Bruce Cummings

Profile
- Position: Halfback

Personal information
- Born: March 1927 Ottawa, Ontario, Canada
- Died: June 16, 1991 (aged 64) Ottawa, Ontario, Canada

Career information
- College: University of Toronto

Career history
- 1950–53: Ottawa Rough Riders

Awards and highlights
- Grey Cup champion (1951); Jeff Russel Memorial Trophy (1951); CFL All-Star (1951);

= Bruce Cummings =

Canadian football player

Bruce Frederick Cummings, (March 1927 – June 16, 1991) was an all-star and Grey Cup champion Canadian football player with the Ottawa Rough Riders, playing from 1950 to 53.

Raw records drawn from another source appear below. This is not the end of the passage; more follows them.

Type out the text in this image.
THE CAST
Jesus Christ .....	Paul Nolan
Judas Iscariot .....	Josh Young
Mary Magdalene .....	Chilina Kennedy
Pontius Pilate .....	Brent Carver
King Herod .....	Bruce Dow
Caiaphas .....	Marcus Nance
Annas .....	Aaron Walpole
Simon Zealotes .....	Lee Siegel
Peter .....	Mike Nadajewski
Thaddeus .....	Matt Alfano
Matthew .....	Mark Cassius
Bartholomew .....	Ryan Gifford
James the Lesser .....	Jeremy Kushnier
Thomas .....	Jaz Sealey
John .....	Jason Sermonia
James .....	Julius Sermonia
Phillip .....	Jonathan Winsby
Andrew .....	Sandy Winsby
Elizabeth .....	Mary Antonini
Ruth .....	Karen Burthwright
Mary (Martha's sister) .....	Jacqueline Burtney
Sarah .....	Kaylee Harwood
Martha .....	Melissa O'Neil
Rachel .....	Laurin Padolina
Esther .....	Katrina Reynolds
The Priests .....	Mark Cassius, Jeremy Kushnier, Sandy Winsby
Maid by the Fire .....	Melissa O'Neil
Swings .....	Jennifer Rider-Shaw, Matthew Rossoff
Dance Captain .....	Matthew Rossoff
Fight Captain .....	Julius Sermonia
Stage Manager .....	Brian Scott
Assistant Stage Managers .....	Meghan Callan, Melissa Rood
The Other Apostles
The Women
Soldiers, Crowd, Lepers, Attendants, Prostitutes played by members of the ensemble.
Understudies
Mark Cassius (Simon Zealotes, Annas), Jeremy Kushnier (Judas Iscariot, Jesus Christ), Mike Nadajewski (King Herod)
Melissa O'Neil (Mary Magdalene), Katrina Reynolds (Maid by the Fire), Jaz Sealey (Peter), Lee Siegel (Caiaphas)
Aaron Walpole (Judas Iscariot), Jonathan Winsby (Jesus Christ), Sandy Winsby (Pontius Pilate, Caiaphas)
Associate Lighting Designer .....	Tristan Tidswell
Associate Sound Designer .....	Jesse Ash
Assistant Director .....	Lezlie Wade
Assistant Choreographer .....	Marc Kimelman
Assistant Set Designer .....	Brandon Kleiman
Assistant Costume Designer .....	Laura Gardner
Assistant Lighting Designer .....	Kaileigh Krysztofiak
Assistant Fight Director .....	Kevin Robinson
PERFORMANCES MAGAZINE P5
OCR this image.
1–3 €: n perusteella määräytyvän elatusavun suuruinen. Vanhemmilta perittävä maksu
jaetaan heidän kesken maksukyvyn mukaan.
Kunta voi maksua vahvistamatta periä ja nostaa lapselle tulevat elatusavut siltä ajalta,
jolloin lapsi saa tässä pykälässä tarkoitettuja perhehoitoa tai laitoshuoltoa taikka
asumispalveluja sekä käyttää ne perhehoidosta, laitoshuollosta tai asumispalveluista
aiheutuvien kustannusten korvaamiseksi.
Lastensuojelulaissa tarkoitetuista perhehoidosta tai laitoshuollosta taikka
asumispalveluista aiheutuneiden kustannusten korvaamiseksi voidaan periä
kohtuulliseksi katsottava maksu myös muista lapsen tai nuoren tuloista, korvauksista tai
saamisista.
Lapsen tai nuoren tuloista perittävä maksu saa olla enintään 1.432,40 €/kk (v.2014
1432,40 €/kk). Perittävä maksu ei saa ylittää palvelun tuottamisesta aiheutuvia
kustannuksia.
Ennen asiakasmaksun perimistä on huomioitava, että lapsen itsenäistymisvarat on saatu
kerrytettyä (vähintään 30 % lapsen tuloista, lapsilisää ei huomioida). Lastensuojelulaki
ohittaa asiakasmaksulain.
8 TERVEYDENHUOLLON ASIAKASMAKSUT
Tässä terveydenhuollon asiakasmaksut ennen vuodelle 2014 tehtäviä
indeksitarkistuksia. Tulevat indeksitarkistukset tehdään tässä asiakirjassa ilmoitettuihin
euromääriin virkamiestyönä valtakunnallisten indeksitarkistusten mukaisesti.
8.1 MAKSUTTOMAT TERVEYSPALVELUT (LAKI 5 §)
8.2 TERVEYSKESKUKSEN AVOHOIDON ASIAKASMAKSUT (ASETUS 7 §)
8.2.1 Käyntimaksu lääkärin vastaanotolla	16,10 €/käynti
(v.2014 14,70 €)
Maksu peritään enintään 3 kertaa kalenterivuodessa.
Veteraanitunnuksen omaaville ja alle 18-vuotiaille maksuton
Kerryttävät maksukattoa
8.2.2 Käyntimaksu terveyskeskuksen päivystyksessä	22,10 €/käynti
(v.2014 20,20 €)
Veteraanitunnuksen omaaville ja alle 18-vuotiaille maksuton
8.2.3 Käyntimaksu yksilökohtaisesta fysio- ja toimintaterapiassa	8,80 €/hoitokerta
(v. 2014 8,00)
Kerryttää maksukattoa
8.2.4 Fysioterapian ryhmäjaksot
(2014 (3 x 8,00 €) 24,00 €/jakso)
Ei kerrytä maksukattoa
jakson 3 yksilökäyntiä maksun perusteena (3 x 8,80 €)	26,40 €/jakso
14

Born in Ottawa and a star football player at the University of Toronto, Cummings joined his hometown Riders in 1950. Though his career was relatively brief, he enjoyed a complete season in 1951, being named an all-star, winning the Jeff Russel Memorial Trophy as the best player in the Interprovincial Rugby Football Union and hoisting the Grey Cup as champion.

His father, W. Garfield Cummings, was a local politician and former Ottawa footballer. Bruce Cummings died at the age of 64 in 1991 following a heart attack.